Odwrócił się do niego z rękoma w kieszeniach
- Nie sądzę abyśmy kiedyś się spotkali. Jesteś chyba mistrzem zakonu, prawda? Kerei Shiro. Miło mi. - Przywitał się. Z tego co pamiętał, jeden z trzech braci był zamieszany w całe to bagno.
- Shiro... Shiro... nie masz przypadkiem brata? Taki niziutki chłopak w zielonych włosach.- zagadnął Ron siadając na jednej z beczek.
- Nie. Byłem jedynakiem. - Odparł, zastanawiając się chwilę nad prawidłowym słowem. - Zostałem "adoptowany". Możesz kojarzyć Reia Shiro, albo Kai Shiro. Jakkolwiek nie jestem z nimi spokrewniony krwią. - Chłopak przeciągnął się lekko. - Z tego co wiem ty masz jednak braci?
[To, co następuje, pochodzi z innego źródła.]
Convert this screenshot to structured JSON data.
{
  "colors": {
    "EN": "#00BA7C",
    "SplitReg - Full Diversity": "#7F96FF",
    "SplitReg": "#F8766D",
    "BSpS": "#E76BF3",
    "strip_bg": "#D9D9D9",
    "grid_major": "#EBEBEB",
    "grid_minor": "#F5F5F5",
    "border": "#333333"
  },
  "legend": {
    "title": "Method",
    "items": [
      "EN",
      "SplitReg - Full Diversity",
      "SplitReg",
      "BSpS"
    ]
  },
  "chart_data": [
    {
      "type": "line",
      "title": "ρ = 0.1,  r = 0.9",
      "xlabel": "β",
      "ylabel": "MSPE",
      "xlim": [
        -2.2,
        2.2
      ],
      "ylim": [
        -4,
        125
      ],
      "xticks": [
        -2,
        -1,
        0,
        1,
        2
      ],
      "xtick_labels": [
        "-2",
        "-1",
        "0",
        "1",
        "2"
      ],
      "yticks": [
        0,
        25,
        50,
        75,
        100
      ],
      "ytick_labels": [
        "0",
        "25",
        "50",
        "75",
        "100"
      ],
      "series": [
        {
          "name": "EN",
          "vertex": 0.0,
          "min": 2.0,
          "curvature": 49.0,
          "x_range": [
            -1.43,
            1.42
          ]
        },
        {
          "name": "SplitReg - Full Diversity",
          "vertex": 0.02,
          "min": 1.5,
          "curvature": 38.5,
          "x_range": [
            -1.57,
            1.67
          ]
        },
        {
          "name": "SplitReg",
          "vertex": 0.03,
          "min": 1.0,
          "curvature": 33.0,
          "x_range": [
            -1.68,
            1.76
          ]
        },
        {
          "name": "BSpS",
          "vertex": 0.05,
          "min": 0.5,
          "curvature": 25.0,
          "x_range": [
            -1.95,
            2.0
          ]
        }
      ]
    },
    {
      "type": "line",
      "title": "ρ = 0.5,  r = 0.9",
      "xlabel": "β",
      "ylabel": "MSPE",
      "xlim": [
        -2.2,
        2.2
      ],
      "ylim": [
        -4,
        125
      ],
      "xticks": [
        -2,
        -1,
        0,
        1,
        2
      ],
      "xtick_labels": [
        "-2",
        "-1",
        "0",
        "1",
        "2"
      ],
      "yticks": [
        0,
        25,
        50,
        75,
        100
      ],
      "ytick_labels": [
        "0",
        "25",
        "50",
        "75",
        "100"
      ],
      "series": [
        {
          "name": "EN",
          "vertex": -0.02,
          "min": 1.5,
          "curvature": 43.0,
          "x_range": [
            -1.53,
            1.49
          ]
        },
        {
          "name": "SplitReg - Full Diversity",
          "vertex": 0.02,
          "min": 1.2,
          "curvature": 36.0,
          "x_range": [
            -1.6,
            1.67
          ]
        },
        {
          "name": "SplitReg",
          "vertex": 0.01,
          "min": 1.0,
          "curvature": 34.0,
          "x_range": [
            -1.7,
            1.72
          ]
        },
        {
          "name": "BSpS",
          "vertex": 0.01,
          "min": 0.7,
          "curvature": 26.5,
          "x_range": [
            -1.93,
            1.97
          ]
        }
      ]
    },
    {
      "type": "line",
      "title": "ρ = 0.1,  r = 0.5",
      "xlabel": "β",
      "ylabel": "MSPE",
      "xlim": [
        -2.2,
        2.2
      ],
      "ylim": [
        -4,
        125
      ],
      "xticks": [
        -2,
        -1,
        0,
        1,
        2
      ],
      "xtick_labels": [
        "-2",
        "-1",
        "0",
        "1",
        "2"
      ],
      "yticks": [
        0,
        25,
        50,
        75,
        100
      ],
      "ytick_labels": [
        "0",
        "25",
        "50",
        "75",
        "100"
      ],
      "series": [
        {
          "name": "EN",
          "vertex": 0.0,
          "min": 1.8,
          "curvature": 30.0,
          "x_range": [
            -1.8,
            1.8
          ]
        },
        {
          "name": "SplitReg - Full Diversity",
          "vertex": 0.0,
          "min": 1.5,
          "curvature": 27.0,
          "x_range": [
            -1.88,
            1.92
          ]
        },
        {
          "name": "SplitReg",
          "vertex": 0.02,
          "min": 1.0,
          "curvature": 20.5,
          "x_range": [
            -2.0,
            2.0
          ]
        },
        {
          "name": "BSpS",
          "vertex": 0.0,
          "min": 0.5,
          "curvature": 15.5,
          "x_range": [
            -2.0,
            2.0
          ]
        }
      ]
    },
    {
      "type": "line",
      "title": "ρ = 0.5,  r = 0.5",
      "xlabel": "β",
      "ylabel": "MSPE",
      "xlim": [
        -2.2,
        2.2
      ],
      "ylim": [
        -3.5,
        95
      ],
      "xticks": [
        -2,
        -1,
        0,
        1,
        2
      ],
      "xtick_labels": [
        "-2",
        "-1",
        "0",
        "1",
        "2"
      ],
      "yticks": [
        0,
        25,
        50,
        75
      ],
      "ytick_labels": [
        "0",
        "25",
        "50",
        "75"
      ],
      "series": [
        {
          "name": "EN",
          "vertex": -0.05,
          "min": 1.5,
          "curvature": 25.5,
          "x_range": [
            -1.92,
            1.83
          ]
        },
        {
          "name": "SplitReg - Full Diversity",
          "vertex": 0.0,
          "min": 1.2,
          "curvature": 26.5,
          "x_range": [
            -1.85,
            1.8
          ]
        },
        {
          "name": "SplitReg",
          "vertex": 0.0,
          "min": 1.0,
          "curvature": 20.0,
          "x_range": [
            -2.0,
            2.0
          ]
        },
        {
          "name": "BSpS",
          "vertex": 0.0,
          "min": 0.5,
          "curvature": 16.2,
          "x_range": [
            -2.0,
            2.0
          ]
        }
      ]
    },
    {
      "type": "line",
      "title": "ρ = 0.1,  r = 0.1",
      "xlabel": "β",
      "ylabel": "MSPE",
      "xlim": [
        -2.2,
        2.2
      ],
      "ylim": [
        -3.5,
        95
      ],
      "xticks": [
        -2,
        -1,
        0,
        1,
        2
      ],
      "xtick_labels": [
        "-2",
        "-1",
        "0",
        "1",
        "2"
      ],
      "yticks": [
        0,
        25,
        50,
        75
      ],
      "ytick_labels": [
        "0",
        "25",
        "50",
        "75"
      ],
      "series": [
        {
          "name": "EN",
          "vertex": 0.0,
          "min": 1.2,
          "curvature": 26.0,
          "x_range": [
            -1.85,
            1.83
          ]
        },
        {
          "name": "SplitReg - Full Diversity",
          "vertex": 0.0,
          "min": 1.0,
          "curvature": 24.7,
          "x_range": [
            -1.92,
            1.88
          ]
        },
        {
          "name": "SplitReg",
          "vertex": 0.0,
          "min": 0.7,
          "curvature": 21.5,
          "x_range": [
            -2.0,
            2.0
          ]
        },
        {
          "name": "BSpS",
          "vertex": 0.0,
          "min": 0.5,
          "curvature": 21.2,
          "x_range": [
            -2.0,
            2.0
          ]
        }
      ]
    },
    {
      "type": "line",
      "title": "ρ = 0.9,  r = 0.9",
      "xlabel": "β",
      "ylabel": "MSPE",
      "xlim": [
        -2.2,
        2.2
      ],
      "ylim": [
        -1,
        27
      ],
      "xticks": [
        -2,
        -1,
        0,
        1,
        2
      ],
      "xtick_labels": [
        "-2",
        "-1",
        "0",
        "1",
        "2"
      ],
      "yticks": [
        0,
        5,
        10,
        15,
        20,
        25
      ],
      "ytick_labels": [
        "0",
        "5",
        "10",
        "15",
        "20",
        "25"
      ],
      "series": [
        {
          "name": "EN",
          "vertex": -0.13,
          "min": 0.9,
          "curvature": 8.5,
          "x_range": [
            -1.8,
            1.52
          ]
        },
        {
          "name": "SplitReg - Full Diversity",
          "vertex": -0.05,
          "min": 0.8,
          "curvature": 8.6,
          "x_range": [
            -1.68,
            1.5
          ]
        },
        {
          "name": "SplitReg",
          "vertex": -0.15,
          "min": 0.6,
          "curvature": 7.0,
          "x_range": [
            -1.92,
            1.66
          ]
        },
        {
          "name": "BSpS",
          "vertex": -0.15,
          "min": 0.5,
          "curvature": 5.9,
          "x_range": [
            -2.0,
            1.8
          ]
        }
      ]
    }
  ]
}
O ile się nie mylę, cały zakon jest pod władaniem jednej rodziny?
- Tak, mam trzech braci, jednak Zakon jest pod władzą mnie i dwóch pozostałych. -odparł Ron.- Poznałem kiedyś twojego krewniaka, miły chłopak, łebski. -dodał z uśmiechem. - Czemu trafiłeś tu do nas, brak gotówki? Z tego co widzę nie jesteś ordynarnym najemnikiem.
- Trafiłeś! - Kerei nie miał zamiaru szukać innej przykrywki. Brak gotówki jest dobry jako wszystko inne, a można to potraktować w sumie jako prawdę, tak czy siak, potrzebował pieniędzy do życia. - Z zawodu jestem służącym, choć trochę na wojaczce się znam. Od jakiegoś czasu służyć nie było komu to...Wyruszyłem w podróż. - Wyjaśnił.
- Nie wyglądasz na służącego... -mruknął wojownik przyglądając się chłopakowi. - Skąd masz te kosę, jest bardzo dobrze wykonana. -przyznał wskazując broń.
Kerei uśmiechnął się - Cóż, w moim przekonaniu, obrona czyjegoś życia wchodzi w skład obowiązków sługi. Moi...pracodawcy, też tak uważali. - "Hmm, może jednak "właściciele" bardziej by pasowało?" Dodał w myślach rozważając swoją wcześniejszą wypowiedź. "aa, wszystko jedno."
- Rozumiem...- stwierdził Ron i pokiwał głową. - Podają śniadanie pospiesz się bo nic zdążysz. -dodał z uśmiechem. - No i pozdrów rodzinę jak się będziesz z nimi widział.
Jak na komendę chłopakowi zaburczało w brzuchu.
- Chyba skorzystam z tej rady - odparł. - Jeszcze się zobaczymy - rzucił za siebie kierując się w stronę mesy.
Jedzenie i Wojna, dwie główne rozrywki za jego czasów, jakimi parali się wszyscy młodzi i bogaci. Ostatecznie jednak, nie sądził, aby było rozważnie cieszyć się z wojny przed ujściem z niej żywym. Choć zdecydowanie, nie miał zamiaru wzgardzić posiłkiem.